In the night he turned and saw the face at the window, its lower half concealed by a dirty white mask. The eyes were as black as to not be there, shadows, sockets punched out of coke. Hair lashed the forehead. A hand left a greasy imprint on the glass. Then the face was gone. A lull. It woke him, spooked him. He lay in the darkness feeling certain that if he moved he would tumble into a chasm so deep that it would have no end. He would die of thirst before impact. He reached out and Becky was next to him. She made no sound while she breathed. She responded to his touch, though, rolling over and slipping her hand into the waistband of his boxer shorts. He stiffened immediately, felt the blood leave his head so quickly that an ache took its place as if he had swallowed an iced drink too swiftly. But he was too distracted by the face at the glass to be able to think of anything else. He turned to look at Becky but the darkness wouldn't soften. He edged away and swung his feet to the floor. The motorhome creaked as he picked his way to the door. He opened it and stepped outside. The wheelbarrow carrying their provisions was where he had left it. He wondered if he should have rooted around for his mask and goggles before leaving the vehicle. The sight before him wiped the thought immediately from his mind.

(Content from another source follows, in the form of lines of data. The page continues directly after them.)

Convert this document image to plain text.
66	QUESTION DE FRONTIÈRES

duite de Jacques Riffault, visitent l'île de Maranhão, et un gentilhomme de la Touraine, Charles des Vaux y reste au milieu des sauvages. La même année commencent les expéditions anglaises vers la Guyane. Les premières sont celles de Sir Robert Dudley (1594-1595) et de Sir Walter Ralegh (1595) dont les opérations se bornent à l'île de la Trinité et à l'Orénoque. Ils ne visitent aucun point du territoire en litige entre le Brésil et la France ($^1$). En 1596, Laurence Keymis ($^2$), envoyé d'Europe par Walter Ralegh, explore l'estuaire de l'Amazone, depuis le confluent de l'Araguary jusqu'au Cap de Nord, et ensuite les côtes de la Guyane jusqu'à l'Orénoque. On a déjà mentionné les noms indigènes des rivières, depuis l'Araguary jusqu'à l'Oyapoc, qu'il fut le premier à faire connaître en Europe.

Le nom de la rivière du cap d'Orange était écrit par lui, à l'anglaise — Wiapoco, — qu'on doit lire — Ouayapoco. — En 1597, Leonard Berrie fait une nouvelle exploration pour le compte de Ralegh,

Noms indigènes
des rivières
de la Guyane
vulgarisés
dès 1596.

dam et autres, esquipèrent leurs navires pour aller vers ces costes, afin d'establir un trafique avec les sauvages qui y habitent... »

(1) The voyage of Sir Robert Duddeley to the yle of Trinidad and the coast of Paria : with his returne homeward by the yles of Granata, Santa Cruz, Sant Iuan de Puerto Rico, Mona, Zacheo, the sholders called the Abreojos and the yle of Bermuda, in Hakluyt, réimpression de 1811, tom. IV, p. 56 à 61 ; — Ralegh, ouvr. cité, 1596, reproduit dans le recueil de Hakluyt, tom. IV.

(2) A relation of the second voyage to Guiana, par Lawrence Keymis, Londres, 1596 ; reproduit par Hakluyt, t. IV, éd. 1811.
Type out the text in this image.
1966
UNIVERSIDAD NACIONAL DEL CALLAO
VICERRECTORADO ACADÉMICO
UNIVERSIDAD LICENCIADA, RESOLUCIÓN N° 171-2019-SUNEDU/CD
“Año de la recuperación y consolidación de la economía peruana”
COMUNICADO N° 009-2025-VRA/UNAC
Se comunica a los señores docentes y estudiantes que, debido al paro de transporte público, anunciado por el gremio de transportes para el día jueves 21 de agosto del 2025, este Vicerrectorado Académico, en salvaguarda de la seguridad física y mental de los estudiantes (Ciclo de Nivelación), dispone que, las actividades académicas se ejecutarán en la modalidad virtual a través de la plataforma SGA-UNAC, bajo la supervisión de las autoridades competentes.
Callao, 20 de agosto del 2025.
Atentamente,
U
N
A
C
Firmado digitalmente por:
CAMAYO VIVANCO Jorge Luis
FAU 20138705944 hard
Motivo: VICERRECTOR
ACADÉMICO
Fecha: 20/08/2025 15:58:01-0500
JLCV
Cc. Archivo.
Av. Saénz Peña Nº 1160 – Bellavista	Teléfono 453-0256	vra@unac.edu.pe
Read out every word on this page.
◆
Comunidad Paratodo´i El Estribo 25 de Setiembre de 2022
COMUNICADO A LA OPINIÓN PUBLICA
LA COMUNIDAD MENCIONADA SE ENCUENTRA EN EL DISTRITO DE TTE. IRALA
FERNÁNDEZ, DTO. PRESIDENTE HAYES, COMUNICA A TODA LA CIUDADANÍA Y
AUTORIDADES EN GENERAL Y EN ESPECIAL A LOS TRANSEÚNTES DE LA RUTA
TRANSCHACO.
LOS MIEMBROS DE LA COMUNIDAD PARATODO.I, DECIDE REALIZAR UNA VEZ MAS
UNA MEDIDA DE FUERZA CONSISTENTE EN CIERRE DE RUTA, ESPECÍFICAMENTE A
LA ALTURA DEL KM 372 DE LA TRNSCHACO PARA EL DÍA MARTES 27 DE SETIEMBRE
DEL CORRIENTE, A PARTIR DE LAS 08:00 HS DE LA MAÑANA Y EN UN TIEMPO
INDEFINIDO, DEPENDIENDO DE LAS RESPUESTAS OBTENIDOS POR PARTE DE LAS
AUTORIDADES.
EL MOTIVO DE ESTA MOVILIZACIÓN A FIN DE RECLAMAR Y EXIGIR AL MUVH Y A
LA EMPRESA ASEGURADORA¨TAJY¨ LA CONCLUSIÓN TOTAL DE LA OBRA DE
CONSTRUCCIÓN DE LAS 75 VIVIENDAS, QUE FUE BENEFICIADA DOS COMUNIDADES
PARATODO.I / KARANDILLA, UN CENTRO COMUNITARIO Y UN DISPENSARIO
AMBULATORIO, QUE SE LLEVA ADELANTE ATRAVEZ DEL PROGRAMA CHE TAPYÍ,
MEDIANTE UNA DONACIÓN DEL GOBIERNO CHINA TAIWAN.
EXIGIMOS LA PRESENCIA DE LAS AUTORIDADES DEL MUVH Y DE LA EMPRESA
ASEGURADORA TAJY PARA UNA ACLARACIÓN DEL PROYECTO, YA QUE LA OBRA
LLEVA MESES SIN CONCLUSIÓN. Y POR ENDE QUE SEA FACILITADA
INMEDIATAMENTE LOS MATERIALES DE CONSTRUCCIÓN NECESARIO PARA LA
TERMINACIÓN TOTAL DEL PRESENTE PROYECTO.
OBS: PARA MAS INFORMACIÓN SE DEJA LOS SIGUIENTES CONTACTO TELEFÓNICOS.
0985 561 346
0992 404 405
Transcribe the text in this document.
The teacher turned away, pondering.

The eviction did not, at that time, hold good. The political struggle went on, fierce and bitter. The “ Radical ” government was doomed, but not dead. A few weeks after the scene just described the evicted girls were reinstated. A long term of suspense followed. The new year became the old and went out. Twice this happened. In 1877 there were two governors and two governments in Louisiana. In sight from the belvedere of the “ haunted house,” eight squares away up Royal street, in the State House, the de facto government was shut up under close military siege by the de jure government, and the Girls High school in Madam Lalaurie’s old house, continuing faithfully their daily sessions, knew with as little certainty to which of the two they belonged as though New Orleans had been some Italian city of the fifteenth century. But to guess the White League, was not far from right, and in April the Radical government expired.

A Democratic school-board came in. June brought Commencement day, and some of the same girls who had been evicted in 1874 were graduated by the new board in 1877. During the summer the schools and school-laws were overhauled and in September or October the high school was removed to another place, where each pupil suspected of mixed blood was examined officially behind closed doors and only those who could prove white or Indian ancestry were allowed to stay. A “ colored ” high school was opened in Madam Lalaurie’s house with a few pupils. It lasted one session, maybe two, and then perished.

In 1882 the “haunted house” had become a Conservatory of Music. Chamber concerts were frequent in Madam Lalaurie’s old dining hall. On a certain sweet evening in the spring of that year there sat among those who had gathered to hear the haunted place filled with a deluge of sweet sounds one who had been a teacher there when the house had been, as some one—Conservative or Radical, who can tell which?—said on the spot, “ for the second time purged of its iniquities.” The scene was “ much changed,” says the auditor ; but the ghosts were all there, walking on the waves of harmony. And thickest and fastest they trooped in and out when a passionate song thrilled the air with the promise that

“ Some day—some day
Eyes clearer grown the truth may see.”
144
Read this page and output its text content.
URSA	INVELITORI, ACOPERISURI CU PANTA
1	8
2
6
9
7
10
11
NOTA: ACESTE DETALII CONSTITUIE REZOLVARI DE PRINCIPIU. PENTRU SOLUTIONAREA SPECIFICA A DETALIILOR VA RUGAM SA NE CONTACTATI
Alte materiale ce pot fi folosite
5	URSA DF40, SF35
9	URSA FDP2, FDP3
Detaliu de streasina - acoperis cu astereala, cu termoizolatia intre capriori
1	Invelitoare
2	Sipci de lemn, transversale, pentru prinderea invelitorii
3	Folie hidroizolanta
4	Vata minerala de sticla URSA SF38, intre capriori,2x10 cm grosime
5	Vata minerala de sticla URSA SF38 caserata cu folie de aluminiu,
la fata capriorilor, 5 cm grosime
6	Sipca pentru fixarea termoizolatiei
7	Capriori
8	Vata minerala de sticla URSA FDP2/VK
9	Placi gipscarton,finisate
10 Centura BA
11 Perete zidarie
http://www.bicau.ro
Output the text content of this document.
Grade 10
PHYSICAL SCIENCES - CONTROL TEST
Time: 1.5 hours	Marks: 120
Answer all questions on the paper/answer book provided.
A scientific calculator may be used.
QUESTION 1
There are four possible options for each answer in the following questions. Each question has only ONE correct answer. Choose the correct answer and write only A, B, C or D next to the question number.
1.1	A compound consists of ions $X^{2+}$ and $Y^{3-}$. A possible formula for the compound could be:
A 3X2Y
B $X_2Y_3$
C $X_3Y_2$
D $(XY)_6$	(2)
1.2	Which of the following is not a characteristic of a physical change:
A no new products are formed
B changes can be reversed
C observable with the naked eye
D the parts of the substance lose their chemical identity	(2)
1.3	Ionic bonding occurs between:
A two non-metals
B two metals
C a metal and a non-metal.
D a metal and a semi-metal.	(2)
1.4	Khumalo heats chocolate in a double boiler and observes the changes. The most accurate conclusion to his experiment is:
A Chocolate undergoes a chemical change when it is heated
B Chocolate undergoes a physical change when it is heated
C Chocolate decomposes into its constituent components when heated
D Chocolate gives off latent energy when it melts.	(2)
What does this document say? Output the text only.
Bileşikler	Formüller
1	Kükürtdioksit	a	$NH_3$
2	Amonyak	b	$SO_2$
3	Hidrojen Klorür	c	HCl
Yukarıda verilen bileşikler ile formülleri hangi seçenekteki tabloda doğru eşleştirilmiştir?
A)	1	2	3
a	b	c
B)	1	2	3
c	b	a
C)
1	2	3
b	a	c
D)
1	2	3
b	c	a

The clouds had parted. There was a patch of the universe visible through it, about the size of a football field. The stars seemed packed within, as though so desperate to be seen they'd shifted their positions. He watched until the cloud knitted itself together again. It was as if it had never happened. The wind stirred his fringe. Soon it might be howling around them again. What was this? Eye of a storm? He could hear thunder coming up from the south. The familiar pulses of silver. It was warmer outside than in. He knelt and placed his hand against the tarmac. Residual heat. He wondered if it was from the event itself. He thought of his parents in their tiny garden, sitting together doing the crossword and drinking gin and tonics before dinner. He hoped that oblivion had reached them as quickly as it had those in Hiroshima. He couldn't cope with the thought of them surviving and struggling.
Black, burned bushes at the side of the road. Scars in the embankment where cars had collided and rolled. He looked at all the dead vehicles, dozens of them, and wondered if they could ever be fixed. If something electrical made now by someone with know-how would work, or whether there was some atmospheric gremlin in the air that would not allow it.
He walked around the motorhome to the off side. He peered into the dark. Another four hours until light, or its approximation. In the centre of the road was a diagram, scratched into the tacky skin of filth with a chunk of rock. It was a picture of a hand with six fingers and, within it, a stick figure.
He remembered the bowl of meat. How he had scooped up the hot, greasy contents, chewing the skin which crackled under his teeth. The flavour of it rose in his throat now and he was sick, a thin gruel of whisky and soup. The tattoo. What had they given him?
He looked up at the motorhome. On the window above the kitchen sink was a handprint.
12. BREAKING AND ENTERING
In the morning Jane broke into a barn and found a keeve filled with broken bottles and jars of fermenting pickle. There was a wooden chest filled with junk. He sorted through it but there was nothing worth taking although he did see a toy boat, painted blue and white, with a broken mast, no sail. He put it in his coat pocket. He emptied the keeve, wiped it clean with his gloved hand, and lugged it back to the motorhome. He used a pan to scoop up dirty water from a nearby brook, filtered it with a sieve and heated it on the burner. It took a while but the promise of a hot bath was worth it.
'Go ahead,' he told Becky when she'd risen. She was standing at the door in her underwear, her hair tousled, looking down at the grey, steaming bathwater. 'A gift from me to you. A thank-you.'
He took Aidan's arm and guided him away. They walked along the carriageway and Jane showed him the cats' eyes set into the middle of the road. He wanted to show him how the fixed rubber dome they were set into wiped the glass clean when it was depressed, but all of the rubber had melted. He picked one of the eyes out with his knife and handed it to Aidan. The mist wouldn't allow them a view south further than two hundred feet. It looked like something from a war photographer's portfolio.